Looking at the coefficients, we can also find the critical points of a spline, answering the question raised at the end of Section 23.1. Indeed, we have \(A, B, C, D\) coefficients of a cubic polynomial, so its derivative is a quadratic polynomial with coefficients \(3A, 2B, C\text{.}\) We can find its roots with roots but one must be careful to check if a root indeed falls into the subinterval on which this polynomial is used.

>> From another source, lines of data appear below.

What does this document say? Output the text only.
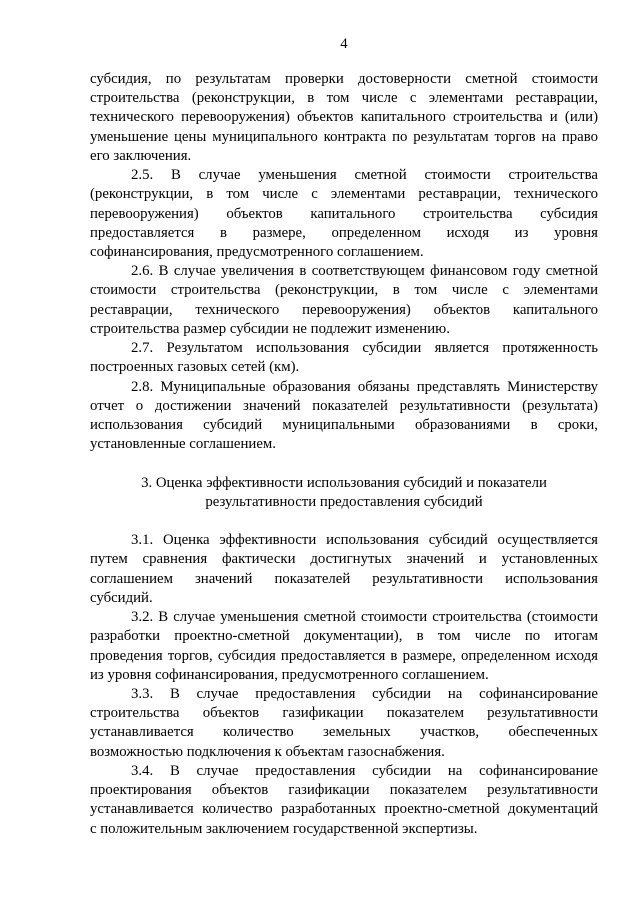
4
субсидия, по результатам проверки достоверности сметной стоимости
строительства (реконструкции, в том числе с элементами реставрации,
технического перевооружения) объектов капитального строительства и (или)
уменьшение цены муниципального контракта по результатам торгов на право
его заключения.
2.5. В случае уменьшения сметной стоимости строительства
(реконструкции, в том числе с элементами реставрации, технического
перевооружения) объектов капитального строительства субсидия
предоставляется в размере, определенном исходя из уровня
софинансирования, предусмотренного соглашением.
2.6. В случае увеличения в соответствующем финансовом году сметной
стоимости строительства (реконструкции, в том числе с элементами
реставрации, технического перевооружения) объектов капитального
строительства размер субсидии не подлежит изменению.
2.7. Результатом использования субсидии является протяженность
построенных газовых сетей (км).
2.8. Муниципальные образования обязаны представлять Министерству
отчет о достижении значений показателей результативности (результата)
использования субсидий муниципальными образованиями в сроки,
установленные соглашением.
3. Оценка эффективности использования субсидий и показатели
результативности предоставления субсидий
3.1. Оценка эффективности использования субсидий осуществляется
путем сравнения фактически достигнутых значений и установленных
соглашением значений показателей результативности использования
субсидий.
3.2. В случае уменьшения сметной стоимости строительства (стоимости
разработки проектно-сметной документации), в том числе по итогам
проведения торгов, субсидия предоставляется в размере, определенном исходя
из уровня софинансирования, предусмотренного соглашением.
3.3. В случае предоставления субсидии на софинансирование
строительства объектов газификации показателем результативности
устанавливается количество земельных участков, обеспеченных
возможностью подключения к объектам газоснабжения.
3.4. В случае предоставления субсидии на софинансирование
проектирования объектов газификации показателем результативности
устанавливается количество разработанных проектно-сметной документаций
с положительным заключением государственной экспертизы.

Find and plot the critical points of the spline constructed from the data

x = 1:7;
y = [1 3 2 4 4 1 5];
Answer

Since the number of critical points is not known in advance, we can gather them by appending each new critical point to the vector critpts. To qualify for inclusion, a root of derivative of the cubic polynomial used on \([x_k, x_{k+1}]\) must be real and must lie within this interval.

s = spline(x, y);
critpts = [];
for k=1:numel(x)-1
    r = roots([3 2 1].*s.coefs(k, 1:3));
    for j = 1:numel(r)
        if isreal(r(j)) && r(j) >= 0 && r(j) <= x(k+1)-x(k)
            critpts = [critpts, x(k)+r(j)];
        end
    end
end
t = linspace(min(x), max(x), 1000);
plot(t, ppval(s, t), x, y, 'r+', critpts, ppval(s, critpts), 'k*')

The script uses ppval since the spline s is already constructed; calling spline(x, y, ...) repeatedly with the same x, y seems wasteful.